Around the Globe 08.08.2013

Europe and China’s green shoots have US gardener to thank.

China HSBC-Markit PMI 07.24.2013

Markit Eurozone Flash PMI 07.2013

Despite the mainstream media’s proclamation of “green shoots” in the Eurozone and China, the former is stagnating, and the latter shrinking according the latest data.  Examine the attached charts, and please point to the green shoots.

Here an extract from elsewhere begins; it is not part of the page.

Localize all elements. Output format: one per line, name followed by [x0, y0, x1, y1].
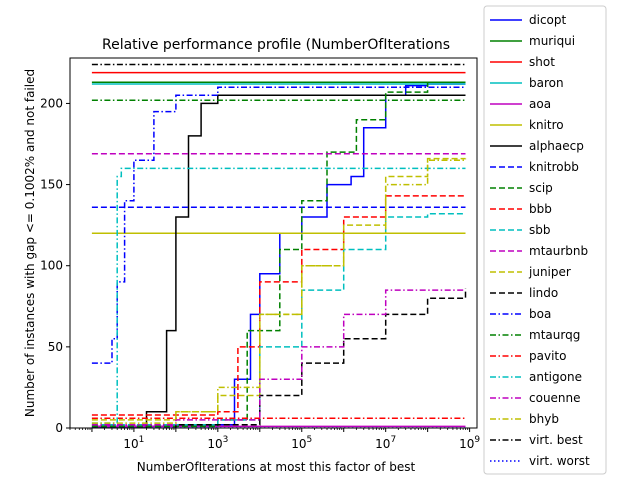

Usually, an economic recovery proceeds a certain way with reliable job growth.  This time is different, but the mainstream media is blithely unaware of the paradigm shift and continues to report the news within the standard recovery narrative.  Eventually, someone may figure out that this recession requires fresh analysis from a different perspective, but that is not in the cards yet.  For now, we must deal with a breathless Bob Pisani hoping that the market surges higher.

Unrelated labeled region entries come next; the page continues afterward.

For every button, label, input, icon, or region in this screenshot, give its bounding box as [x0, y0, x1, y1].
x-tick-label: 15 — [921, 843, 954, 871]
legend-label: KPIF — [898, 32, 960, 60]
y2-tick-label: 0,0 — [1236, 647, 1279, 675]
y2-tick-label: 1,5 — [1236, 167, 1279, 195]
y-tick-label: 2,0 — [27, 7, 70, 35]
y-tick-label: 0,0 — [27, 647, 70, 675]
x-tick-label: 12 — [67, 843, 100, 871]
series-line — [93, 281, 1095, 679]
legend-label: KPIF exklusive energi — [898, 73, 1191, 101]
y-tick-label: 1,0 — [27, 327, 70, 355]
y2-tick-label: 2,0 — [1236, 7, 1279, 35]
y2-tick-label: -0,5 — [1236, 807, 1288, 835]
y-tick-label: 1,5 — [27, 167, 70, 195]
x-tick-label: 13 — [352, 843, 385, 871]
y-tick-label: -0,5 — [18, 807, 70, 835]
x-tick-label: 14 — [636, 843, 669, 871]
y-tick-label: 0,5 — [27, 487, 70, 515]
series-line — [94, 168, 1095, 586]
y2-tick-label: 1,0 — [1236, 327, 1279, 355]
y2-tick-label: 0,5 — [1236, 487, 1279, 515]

Greece’s Unemployment Rate Increased to Record High in May – Bloomberg.

Greek Unemployment Rate as of June 2013

I was getting very excited about the “green shoots” in the Eurozone, but then I read that Greek unemployment is at a record.  Most people derive their wealth and sense of well-being from their work.  If the labor market in performing poorly, then people are not doing well.  You can point to this figure and that figure and claim that there are green shoots, but until there is no recovery without a labor market recovery.

UPDATE 2-German exports struggle to regain momentum in June | Reuters.

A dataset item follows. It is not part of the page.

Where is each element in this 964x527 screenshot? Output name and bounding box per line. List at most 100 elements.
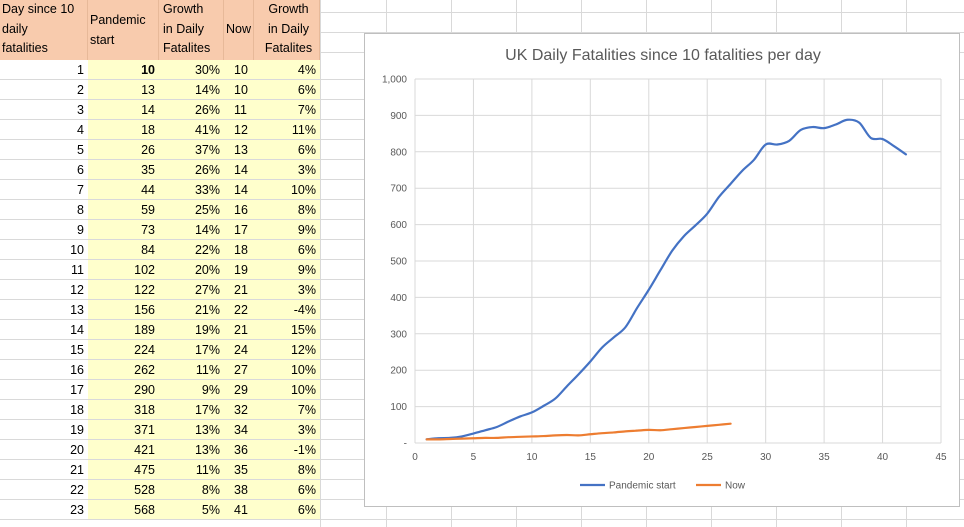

German Export Performance Through 06.2013

More green shoots need debunking.  German exports may have risen, but this data is volatile.  A rise from one month to the next does not indicate that the German export machine is on the verge of revving up and pulling the entire Eurozone out of recession.

China Trade Rebounds in Further Sign Economy Stabilizing – Bloomberg.

Unexpected strength in China trade data eases some gloom | Reuters.

China Trade Data Beat Forecasts –

Chinese Exports Through July 2013

This is “official” data from China.  Everyone knows that it is manipulated by the government, and this is very easy to prove.  China claims higher export levels than are supported by the import data from its trading partners, but the mainstream media does not place the “official” data in context and repeats it as fact.

The latest HSBC PMI shows the true picture of the Chinese economy:

China HSBC-Markit PMI Summary 07.24.2013

US claims tick up, but near post-recession lows.

U.S. Jobless Claims Tick Up –

Gauge of U.S. layoffs falls to pre-recession level | Reuters.

Initial Unemployment Claims Through 08.03.2013

The most interesting conclusion that may be gleaned from the initial claims data is that the labor market is way behind other recoveries.  Four years in, initial claims should drop below 300,000, but they haven’t.  Stocks, bonds and house prices are at records thanks to asset price inflation courtesy of the Fed, but the labor market remains abysmal.  You would think that those Ivy-league educated central bankers would have figured out that the money printing is causing the poor labor market by now, but they are adhering to their money-printing dogma.  Woe is the worker.


One thought on “Around the Globe 08.08.2013

  1. The often unrealized fiction is the IMF

    US contributes 17.69 % while individual countries in Europe
    each come in about 1/3 of that and China 4 %.

    I cannot wait to see the reaction when the tax payers realize the bill on this.

    So in this order of realized and unrealized fictions:

    1. Bernake and the Fed, printing and printing the money.

    2. Knowing Bernake and the Fed permit foreign banks with US offices
    to grab the interest free money.

    3. Additional foreign support given by the US taxpayer to the IMF.

    * Noted Question: How is Greece Italy France contributing their share to the IMF
    when they have no money ?

    Answer by the US increasing its share to 25 % or more is probably likely.

    In short, Greece, Italy, France etc. are or will all be supported by loans
    that cannot be paid back, and by artificial currency.

    The goal here is buying time,

    time for the banks and the private investors that took the
    high risk but received the high rate of return gambling on government bonds to get out

    Whilst the taxpayer is substituted as the bag holder.